Free-energy landscape of SNARE unzipping as obtained from US simulations on the collective variable RC1, rescaled to model the effect of a constant pulling force F = 10.6 k_BT/nm. The free energy is plotted as a function of the distances between the C-terminal of the first helix of SNAP25 and the C-terminals of, respectively, Sb and Sx. The dashed black line indicates the opening of the ionic layer. Schematic representations of the structure of SNARE in the three main free-energy minima (folded, Sx unfolded, and Sb unfolded) are shown.

These results suggest that the atomistic SBM here used can capture the unzipping pathway of the SNARE complex observed in the experiments, and the inconsistencies in the unzipping pathway observed in the steered MD can be most probably attributed to the unrealistically fast pulling speed. Interestingly, if a similar analysis is performed on a C^α-only (rather than all-atom) SBM, we find that such a simple model is not accurate enough to capture the experimentally observed unfolding pathway even at infinitely slow pulling speed. Details of this analysis are provided in Fig. S3. Such a different unzipping pathway was also previously reported for a C^α-only model simulated with out-of-equilibrium steered MD simulations (71). The equilibrium analysis performed here, by means of US simulations, confirms that the preference of the C^α-only model to unzip through the alternative pathway is not due to the fast pulling speed used in the steered MD as for the all-atom model but is caused by the lack of details in the C^α model, and it is preserved even at infinitely slow pulling speed.

Intermediates

The analysis of the subset of pulling simulations that follow the pathway with Sb detaching from the rest of SNARE identifies multiple intermediates during the process (see Fig. S2). The structure of these intermediates is investigated by means of additional simulations, pulling on the distance between the Sb C-terminal, and the center of mass of both Sx and SNAP25 terminals (RC2, as described in the Materials and Methods).
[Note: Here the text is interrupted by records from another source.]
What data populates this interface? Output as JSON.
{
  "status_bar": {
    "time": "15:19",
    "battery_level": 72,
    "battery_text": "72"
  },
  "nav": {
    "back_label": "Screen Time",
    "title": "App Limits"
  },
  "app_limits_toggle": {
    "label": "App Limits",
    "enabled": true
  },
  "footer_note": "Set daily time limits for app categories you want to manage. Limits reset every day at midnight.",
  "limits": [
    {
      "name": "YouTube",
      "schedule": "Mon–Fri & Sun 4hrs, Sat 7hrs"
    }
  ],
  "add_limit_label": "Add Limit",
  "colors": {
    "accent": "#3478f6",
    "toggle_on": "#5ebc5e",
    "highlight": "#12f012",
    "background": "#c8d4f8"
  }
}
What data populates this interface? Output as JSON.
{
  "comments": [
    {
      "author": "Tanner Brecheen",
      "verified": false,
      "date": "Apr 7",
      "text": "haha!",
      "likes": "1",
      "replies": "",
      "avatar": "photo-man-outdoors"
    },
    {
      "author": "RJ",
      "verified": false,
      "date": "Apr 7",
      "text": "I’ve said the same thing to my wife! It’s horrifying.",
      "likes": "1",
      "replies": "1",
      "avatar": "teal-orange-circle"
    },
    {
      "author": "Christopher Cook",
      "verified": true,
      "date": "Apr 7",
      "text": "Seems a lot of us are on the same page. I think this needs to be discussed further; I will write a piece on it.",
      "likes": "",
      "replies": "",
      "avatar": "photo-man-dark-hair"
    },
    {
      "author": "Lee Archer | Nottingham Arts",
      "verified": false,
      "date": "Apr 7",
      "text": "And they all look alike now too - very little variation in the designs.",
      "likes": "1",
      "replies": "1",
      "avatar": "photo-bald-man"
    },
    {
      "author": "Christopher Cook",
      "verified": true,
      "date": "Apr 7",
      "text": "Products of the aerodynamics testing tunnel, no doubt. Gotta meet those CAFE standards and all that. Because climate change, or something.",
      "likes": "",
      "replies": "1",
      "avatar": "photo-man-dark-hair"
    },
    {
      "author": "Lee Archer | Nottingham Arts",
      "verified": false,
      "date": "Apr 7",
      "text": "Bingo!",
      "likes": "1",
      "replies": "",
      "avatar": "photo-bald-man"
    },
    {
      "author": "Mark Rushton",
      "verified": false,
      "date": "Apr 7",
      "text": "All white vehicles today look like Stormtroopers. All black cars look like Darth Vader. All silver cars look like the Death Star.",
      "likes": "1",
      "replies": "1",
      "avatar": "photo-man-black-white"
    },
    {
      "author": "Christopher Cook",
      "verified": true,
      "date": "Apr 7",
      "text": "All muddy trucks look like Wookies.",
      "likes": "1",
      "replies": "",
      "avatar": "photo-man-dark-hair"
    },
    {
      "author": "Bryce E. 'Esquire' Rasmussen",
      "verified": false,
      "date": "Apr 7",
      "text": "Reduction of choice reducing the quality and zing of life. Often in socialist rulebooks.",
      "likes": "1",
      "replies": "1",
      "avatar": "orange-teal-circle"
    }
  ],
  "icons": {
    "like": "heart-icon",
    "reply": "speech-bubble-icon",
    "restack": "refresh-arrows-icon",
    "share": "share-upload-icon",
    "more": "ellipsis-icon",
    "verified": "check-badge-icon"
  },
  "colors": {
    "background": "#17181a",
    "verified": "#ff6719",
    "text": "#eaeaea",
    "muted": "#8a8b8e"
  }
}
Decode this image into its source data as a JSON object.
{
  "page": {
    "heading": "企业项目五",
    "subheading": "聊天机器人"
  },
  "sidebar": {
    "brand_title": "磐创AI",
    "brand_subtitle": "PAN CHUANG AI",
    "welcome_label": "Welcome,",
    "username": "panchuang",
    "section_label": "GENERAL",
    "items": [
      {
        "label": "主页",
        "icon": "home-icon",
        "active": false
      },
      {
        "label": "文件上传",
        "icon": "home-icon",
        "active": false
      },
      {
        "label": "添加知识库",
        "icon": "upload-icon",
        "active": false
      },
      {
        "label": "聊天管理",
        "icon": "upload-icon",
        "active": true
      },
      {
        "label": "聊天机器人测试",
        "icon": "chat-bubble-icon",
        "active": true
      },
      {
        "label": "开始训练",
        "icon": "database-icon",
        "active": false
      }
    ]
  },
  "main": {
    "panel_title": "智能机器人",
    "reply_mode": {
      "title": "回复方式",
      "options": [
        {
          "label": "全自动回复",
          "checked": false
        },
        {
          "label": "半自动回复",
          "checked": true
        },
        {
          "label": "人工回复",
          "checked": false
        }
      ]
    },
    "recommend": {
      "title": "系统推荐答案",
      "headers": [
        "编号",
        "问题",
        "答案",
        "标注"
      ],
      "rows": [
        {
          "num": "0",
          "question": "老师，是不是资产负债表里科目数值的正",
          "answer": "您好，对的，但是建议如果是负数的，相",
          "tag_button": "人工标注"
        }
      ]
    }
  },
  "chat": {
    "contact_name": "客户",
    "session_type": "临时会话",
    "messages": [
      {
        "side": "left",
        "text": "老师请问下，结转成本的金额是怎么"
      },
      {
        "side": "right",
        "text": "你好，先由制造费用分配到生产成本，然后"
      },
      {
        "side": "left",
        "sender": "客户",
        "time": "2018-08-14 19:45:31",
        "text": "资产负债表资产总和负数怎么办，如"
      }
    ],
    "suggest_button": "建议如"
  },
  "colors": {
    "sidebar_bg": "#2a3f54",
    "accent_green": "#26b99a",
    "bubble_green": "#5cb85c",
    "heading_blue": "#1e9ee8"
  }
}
This setup mimics a more realistic situation, analogous to what happens during real vesicle exocytosis. As can be seen in the force-extension plot in Fig. 3 A, seven different states are revealed, each corresponding to a different phase on the unzipping/zipping process. We used the Density Peak clustering algorithm (84, 85) to precisely assign trajectory frames to these states (see Fig. S4). Each of the 100 pulling simulations along RC2 visited all of these seven states. The different steps of the unzipping mechanism predicted by our model are schematically represented in Fig. 3 B and can be summarized as follows: the SNARE complex starts from its folded conformation (state 1); the LD is the first to open up during mechanical unzipping (state 2), followed by a second step in which the Sb helix is detached from the SNAP25 + Sx complex up to layer +5 (state 3); the unzipping proceeds until all residues of Sb up to right before the ionic layer (layers +2/+3) are detached (state 4); when the pulling force becomes large enough, the ionic layer breaks, and the complex unzips further up to layer −2 (state 5); finally, Sb reaches a completely open conformation (state 6) before its complete detachment from the rest of the complex (state 7). More detailed images for these states, together with contact maps for states 3, 4, and 5, are provided in Fig. S5.

Figure 3.

Intermediate states observed in the MD simulation of the SNARE complex mechanical unzipping. (A) A force-extension plot is shown. The force exerted by the virtual spring is shown as a function of the linear separation between the terminals during the pulling (blue) and unpulling (red) phases. Different states are marked by dashed orange lines. (B) A schematic view of the structure of the intermediates is shown. The LD and layers +5, +3, −2, and 0 (ionic) are outlined in the relevant states; nonreversible transitions from states 6–7 to 7–3 are represented by a single arrow.

Hysteresis

As the process biologically relevant for exocytosis is the zipping of SNARE, it is important to check if the observed mechanism is conserved in the rezipping phase. For this reason, we performed unpulling simulations to characterize the rezipping from the unfolded state populated upon pulling. We gradually reduced the length of the restraint on the C-terminals’ distance to simulate the refolding of the complex. When unpulling was initiated starting from the final state 7, in which Sb is linked to Sx only through the disulfide bridge, a strong hysteresis was observed (see Fig. S6): instead of progressively retracing the intermediate states 6, 5, and 4, the complex folds directly into state 3. When the unpulling is initiated from state 6, with Sb still docked to the t-SNARE complex, all intermediate states 2–5 are visited during the refolding of the complex (Fig. 3 A). Interestingly, this behavior is in agreement with what was previously observed experimentally with optical tweezers pulling and unpulling of the SNARE complex (14, 19). In those experiments, strong hysteresis was detected if the unpulling was started with Sb completely detached from the t-SNARE complex, whereas the hysteresis disappeared if a cross-linker between Sb and Sx was inserted at layer −6, thus keeping Sb docked to the rest of the complex. According to our model, such a cross-linker removes the hysteresis simply by preventing the system from transitioning from state 6 to state 7.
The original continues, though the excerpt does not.